College athletes in spring sports such as baseball and softball whose seasons have been disrupted or canceled because of the coronavirus could be in line to retain the year of NCAA eligibility they were set to use this season, according to a Friday statement from the NCAA.

"Council leadership agreed that eligibility relief is appropriate for all Division I student-athletes who participated in spring sports," the NCAA statement says. "Details of eligibility relief will be finalized at a later time. Additional issues with NCAA rules must be addressed, and appropriate governance bodies will work through those in the coming days and weeks."

The statement came a day after the NCAA announced the cancellation of the remaining winter and spring championships, including the men's and women's NCAA Basketball Tournaments and the Men's and Women's College World Series events.
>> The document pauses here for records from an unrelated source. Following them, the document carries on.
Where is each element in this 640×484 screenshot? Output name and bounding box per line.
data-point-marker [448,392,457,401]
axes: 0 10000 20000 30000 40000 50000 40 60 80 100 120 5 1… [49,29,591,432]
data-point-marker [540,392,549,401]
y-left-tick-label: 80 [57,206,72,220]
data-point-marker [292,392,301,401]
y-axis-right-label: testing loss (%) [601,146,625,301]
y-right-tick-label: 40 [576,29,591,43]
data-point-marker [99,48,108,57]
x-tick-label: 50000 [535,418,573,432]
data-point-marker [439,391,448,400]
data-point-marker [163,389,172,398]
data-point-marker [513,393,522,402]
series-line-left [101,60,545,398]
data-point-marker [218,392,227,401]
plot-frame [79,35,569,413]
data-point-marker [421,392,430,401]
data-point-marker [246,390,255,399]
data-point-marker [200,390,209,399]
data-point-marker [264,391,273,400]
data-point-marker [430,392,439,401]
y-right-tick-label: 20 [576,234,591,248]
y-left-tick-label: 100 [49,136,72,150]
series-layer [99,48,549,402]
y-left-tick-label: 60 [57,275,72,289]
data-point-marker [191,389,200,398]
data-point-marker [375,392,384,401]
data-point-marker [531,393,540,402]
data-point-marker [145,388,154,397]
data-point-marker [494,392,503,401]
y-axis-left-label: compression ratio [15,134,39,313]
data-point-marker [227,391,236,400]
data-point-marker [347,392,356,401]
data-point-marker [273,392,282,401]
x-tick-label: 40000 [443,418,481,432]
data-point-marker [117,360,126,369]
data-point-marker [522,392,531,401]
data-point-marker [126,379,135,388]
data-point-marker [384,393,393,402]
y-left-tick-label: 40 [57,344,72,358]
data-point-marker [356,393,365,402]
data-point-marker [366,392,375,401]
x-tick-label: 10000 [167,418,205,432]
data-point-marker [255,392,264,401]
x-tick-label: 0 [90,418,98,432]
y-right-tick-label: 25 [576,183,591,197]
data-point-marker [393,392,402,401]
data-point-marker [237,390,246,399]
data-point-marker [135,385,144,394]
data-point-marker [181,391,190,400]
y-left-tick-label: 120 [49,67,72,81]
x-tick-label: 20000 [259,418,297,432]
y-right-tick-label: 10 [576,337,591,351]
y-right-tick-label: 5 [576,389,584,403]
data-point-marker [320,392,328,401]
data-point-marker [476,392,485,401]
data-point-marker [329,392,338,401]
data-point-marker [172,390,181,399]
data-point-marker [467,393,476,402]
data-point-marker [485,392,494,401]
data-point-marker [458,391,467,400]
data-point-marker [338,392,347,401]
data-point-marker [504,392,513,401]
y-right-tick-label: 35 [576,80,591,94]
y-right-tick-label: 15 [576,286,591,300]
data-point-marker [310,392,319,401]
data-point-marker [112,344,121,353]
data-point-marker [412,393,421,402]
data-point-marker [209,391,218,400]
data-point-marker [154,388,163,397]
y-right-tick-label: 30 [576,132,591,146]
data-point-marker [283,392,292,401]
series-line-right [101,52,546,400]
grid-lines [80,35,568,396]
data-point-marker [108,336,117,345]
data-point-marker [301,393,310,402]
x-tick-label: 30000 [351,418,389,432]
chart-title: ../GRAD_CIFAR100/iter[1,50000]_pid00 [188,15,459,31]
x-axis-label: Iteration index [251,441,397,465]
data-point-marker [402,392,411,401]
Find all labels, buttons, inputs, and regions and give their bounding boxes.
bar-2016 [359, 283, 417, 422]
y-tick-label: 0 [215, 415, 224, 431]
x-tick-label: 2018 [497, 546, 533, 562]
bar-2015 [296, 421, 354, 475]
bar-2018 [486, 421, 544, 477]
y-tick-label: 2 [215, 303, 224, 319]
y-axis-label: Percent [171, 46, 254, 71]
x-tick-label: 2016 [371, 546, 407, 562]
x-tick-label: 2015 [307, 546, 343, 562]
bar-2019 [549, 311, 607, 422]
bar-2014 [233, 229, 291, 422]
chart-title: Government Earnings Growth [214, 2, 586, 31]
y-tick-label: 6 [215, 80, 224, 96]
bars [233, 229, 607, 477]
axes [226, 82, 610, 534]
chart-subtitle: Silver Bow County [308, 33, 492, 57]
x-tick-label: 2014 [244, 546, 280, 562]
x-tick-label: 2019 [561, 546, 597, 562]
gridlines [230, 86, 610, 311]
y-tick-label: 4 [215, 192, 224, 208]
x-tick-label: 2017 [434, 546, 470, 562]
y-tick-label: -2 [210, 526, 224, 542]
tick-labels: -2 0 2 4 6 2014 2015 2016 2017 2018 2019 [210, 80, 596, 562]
Many conferences followed the NCAA's lead on Thursday or Friday by either canceling their spring sports seasons or postponing them indefinitely.

The Big Ten has canceled all competition for the rest of the academic year, "including spring sports that compete beyond the academic year," according to a league statement. By contrast, the SEC only suspended competition until March 30, leaving open the possibility that its spring sports could resume at some point this year. But even if some leagues do resume play, there will be no NCAA championship at the end of the schedule.

While Friday's announcement about eligibility relief pertained to spring sports athletes, there has been no word from the NCAA on the possibility of eligibility relief for winter sports athletes, namely basketball players whose seasons were cut short less than a week before the scheduled beginning of the NCAA Tournament.